I could hack my scope to 150 MHz at a later date, once I need to get higher than 50 MHz, under which I currently work, but one best be clear about the sampling artifacts that occur even at 100 MHz.
The threads discussing it are all over eevblog. You can overcome the input filter, but the sampling and memory length are still the same, whether its a 50 or 150 MHz scope.
See discussions and threads with posts by rf-loop, jahonen and others. I think rf-loop is also instrumentvu and posted this over 2 year ago:
What is basically shown is that 100 MHz on a single channel on a 100 MHz rated 1102E, providing 1Gs/s is already tasking the scope, you can see the sine wave wavering about at 100 MHz, and its from a Fluke scope calibrator at that, so the signal source is good. When he switches on the second channel, it worsens, since the Rigol goes into 500Ms/s. Then he switches on long memory length it drops to 250 Ms/s, at 2.5x the Nyquist frequency, and finally turns off sinx/x and watch what happens. Why he got any negative comments for such a clear response baffles me. My guess, its a language barrier thing.
What is shown won't change if you hack the scope to 150 MHz, those are real time sampling artifacts.

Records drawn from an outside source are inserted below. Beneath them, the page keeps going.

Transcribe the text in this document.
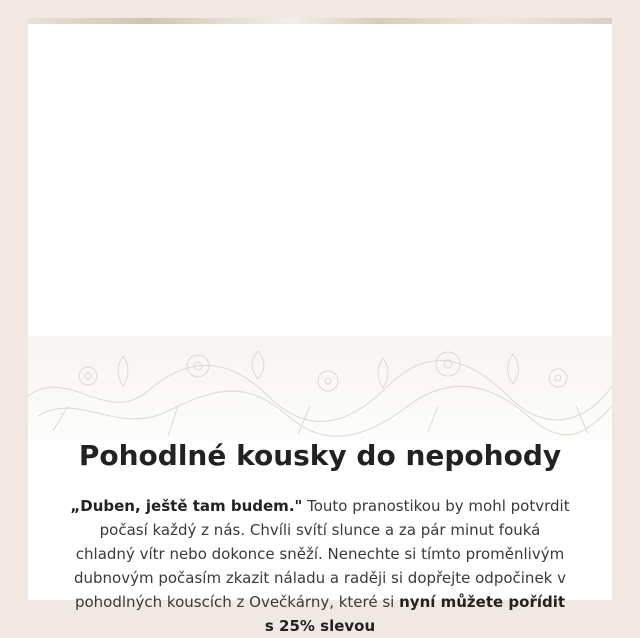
Pohodlné kousky do nepohody

„Duben, ještě tam budem." Touto pranostikou by mohl potvrdit počasí každý z nás. Chvíli svítí slunce a za pár minut fouká chladný vítr nebo dokonce sněží. Nenechte si tímto proměnlivým dubnovým počasím zkazit náladu a raději si dopřejte odpočinek v pohodlných kouscích z Ovečkárny, které si nyní můžete pořídit s 25% slevou
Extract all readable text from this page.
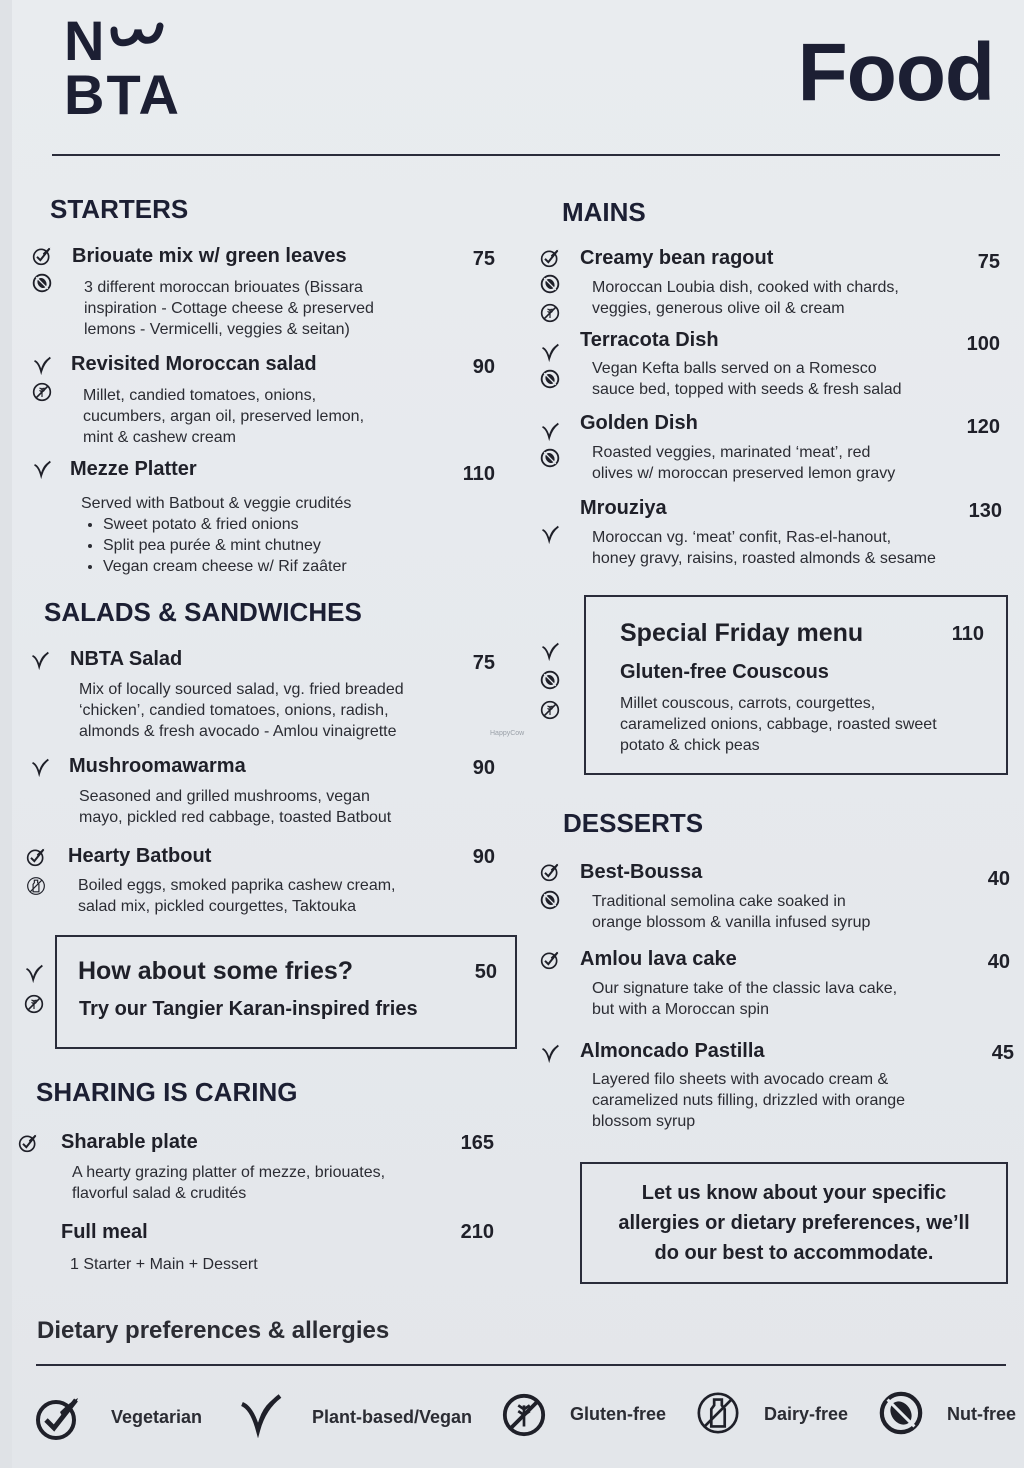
N
BTA	Food
STARTERS
Briouate mix w/ green leaves	75
3 different moroccan briouates (Bissara
inspiration - Cottage cheese & preserved
lemons - Vermicelli, veggies & seitan)
Revisited Moroccan salad	90
Millet, candied tomatoes, onions,
cucumbers, argan oil, preserved lemon,
mint & cashew cream
Mezze Platter	110
Served with Batbout & veggie crudités
• Sweet potato & fried onions
• Split pea purée & mint chutney
• Vegan cream cheese w/ Rif zaâter
SALADS & SANDWICHES
NBTA Salad	75
Mix of locally sourced salad, vg. fried breaded
‘chicken’, candied tomatoes, onions, radish,
almonds & fresh avocado - Amlou vinaigrette
Mushroomawarma	90
Seasoned and grilled mushrooms, vegan
mayo, pickled red cabbage, toasted Batbout
Hearty Batbout	90
Boiled eggs, smoked paprika cashew cream,
salad mix, pickled courgettes, Taktouka
How about some fries?	50
Try our Tangier Karan-inspired fries
SHARING IS CARING
Sharable plate	165
A hearty grazing platter of mezze, briouates,
flavorful salad & crudités
Full meal	210
1 Starter + Main + Dessert
MAINS
Creamy bean ragout	75
Moroccan Loubia dish, cooked with chards,
veggies, generous olive oil & cream
Terracota Dish	100
Vegan Kefta balls served on a Romesco
sauce bed, topped with seeds & fresh salad
Golden Dish	120
Roasted veggies, marinated ‘meat’, red
olives w/ moroccan preserved lemon gravy
Mrouziya	130
Moroccan vg. ‘meat’ confit, Ras-el-hanout,
honey gravy, raisins, roasted almonds & sesame
Special Friday menu	110
Gluten-free Couscous
Millet couscous, carrots, courgettes,
caramelized onions, cabbage, roasted sweet
potato & chick peas
HappyCow
DESSERTS
Best-Boussa	40
Traditional semolina cake soaked in
orange blossom & vanilla infused syrup
Amlou lava cake	40
Our signature take of the classic lava cake,
but with a Moroccan spin
Almoncado Pastilla	45
Layered filo sheets with avocado cream &
caramelized nuts filling, drizzled with orange
blossom syrup
Let us know about your specific
allergies or dietary preferences, we’ll
do our best to accommodate.
Dietary preferences & allergies
Vegetarian	Plant-based/Vegan	Gluten-free	Dairy-free	Nut-free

So if you do, even at 100 MHz, the basic 1000E hardware with 2 channels the scope is really best to 50 MHz at the default memory depth, and with long memory, its down to 25 MHz.

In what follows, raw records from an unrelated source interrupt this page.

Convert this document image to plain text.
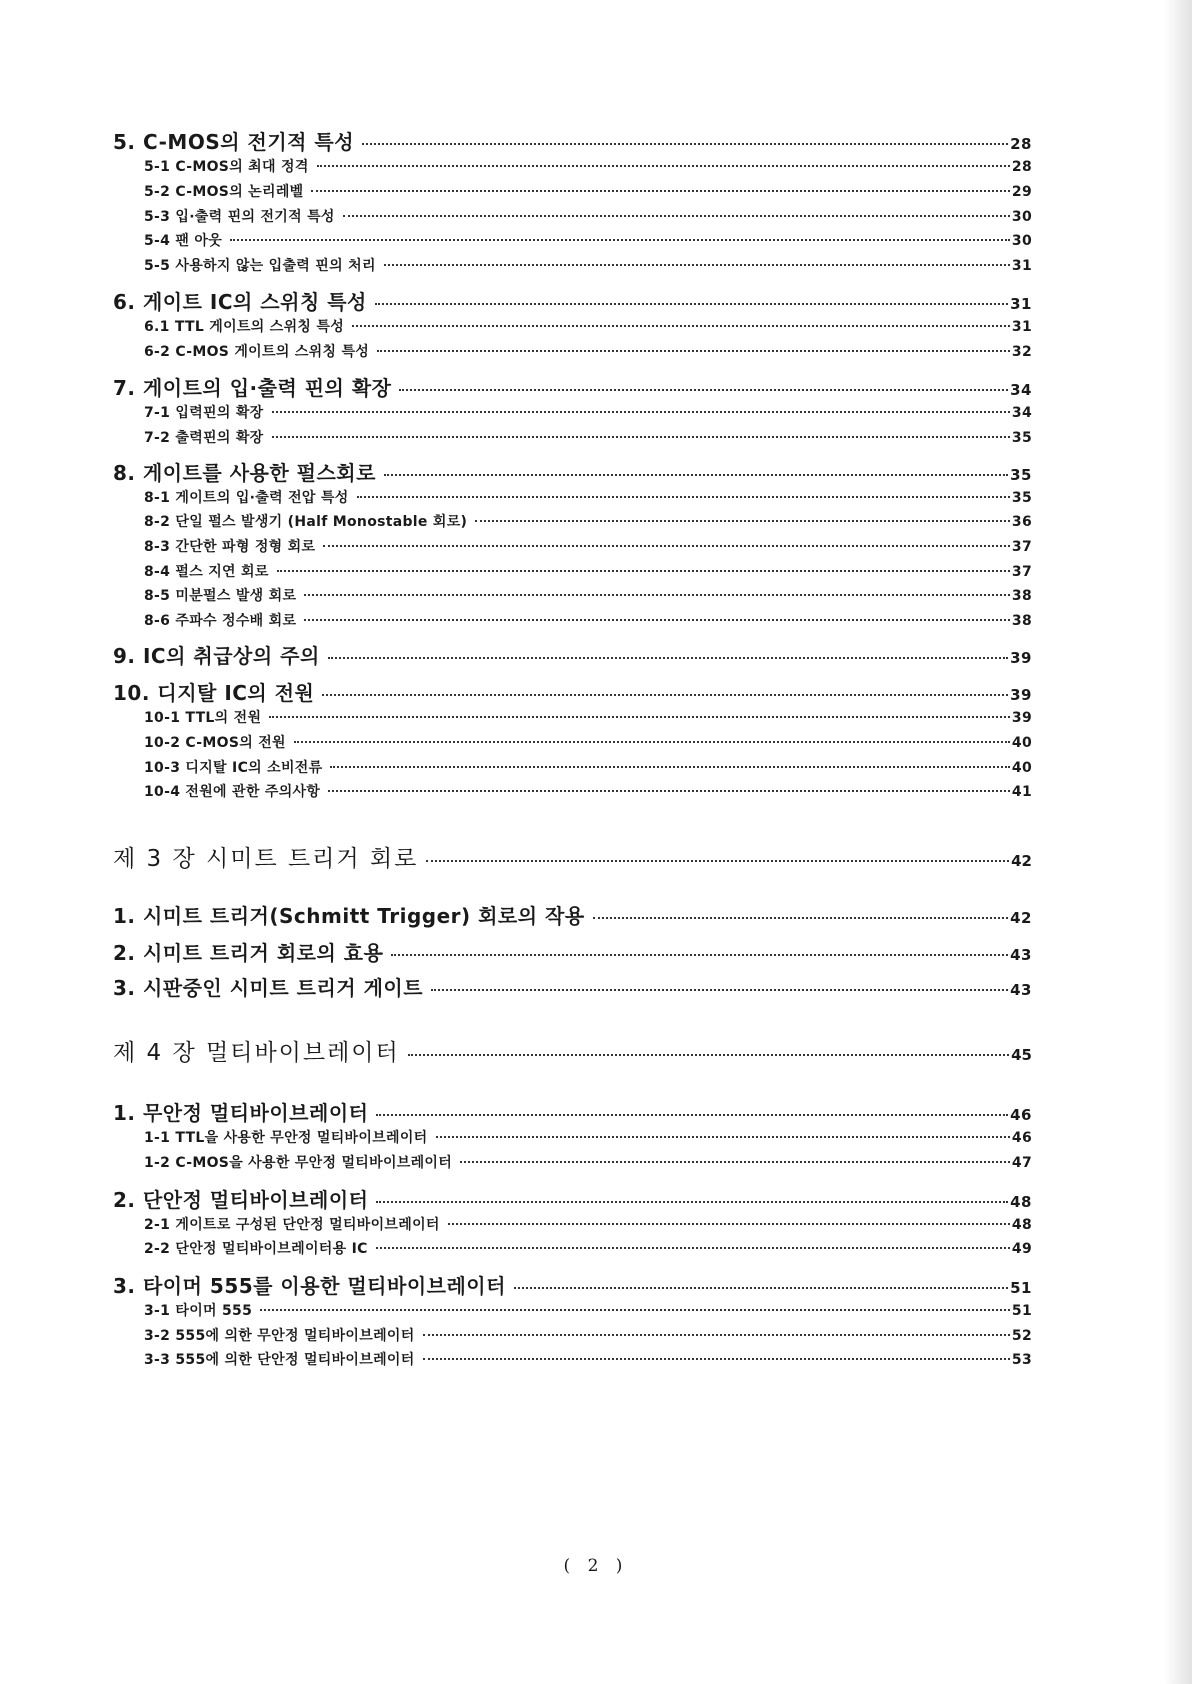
5. C-MOS의 전기적 특성	28
5-1 C-MOS의 최대 정격	28
5-2 C-MOS의 논리레벨	29
5-3 입·출력 핀의 전기적 특성	30
5-4 팬 아웃	30
5-5 사용하지 않는 입출력 핀의 처리	31
6. 게이트 IC의 스위칭 특성	31
6.1 TTL 게이트의 스위칭 특성	31
6-2 C-MOS 게이트의 스위칭 특성	32
7. 게이트의 입·출력 핀의 확장	34
7-1 입력핀의 확장	34
7-2 출력핀의 확장	35
8. 게이트를 사용한 펄스회로	35
8-1 게이트의 입·출력 전압 특성	35
8-2 단일 펄스 발생기 (Half Monostable 회로)	36
8-3 간단한 파형 정형 회로	37
8-4 펄스 지연 회로	37
8-5 미분펄스 발생 회로	38
8-6 주파수 정수배 회로	38
9. IC의 취급상의 주의	39
10. 디지탈 IC의 전원	39
10-1 TTL의 전원	39
10-2 C-MOS의 전원	40
10-3 디지탈 IC의 소비전류	40
10-4 전원에 관한 주의사항	41
제 3 장 시미트 트리거 회로	42
1. 시미트 트리거(Schmitt Trigger) 회로의 작용	42
2. 시미트 트리거 회로의 효용	43
3. 시판중인 시미트 트리거 게이트	43
제 4 장 멀티바이브레이터	45
1. 무안정 멀티바이브레이터	46
1-1 TTL을 사용한 무안정 멀티바이브레이터	46
1-2 C-MOS을 사용한 무안정 멀티바이브레이터	47
2. 단안정 멀티바이브레이터	48
2-1 게이트로 구성된 단안정 멀티바이브레이터	48
2-2 단안정 멀티바이브레이터용 IC	49
3. 타이머 555를 이용한 멀티바이브레이터	51
3-1 타이머 555	51
3-2 555에 의한 무안정 멀티바이브레이터	52
3-3 555에 의한 단안정 멀티바이브레이터	53
( 2 )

Since I have an unmodded 1052E, I have reproduced rf-loops issue by switching on 2 channels with long memory, which turns the scope into 25 MHz, and looking at say a 40 MHz sine wave and it gives the same goofiness as the last images on the youtube link.
The good news is you can overcome some of this by using equivalent time sampling, which isn't shown on the demo, so long as you are measuring repetitive signals. But if not, one should be aware of these limitations.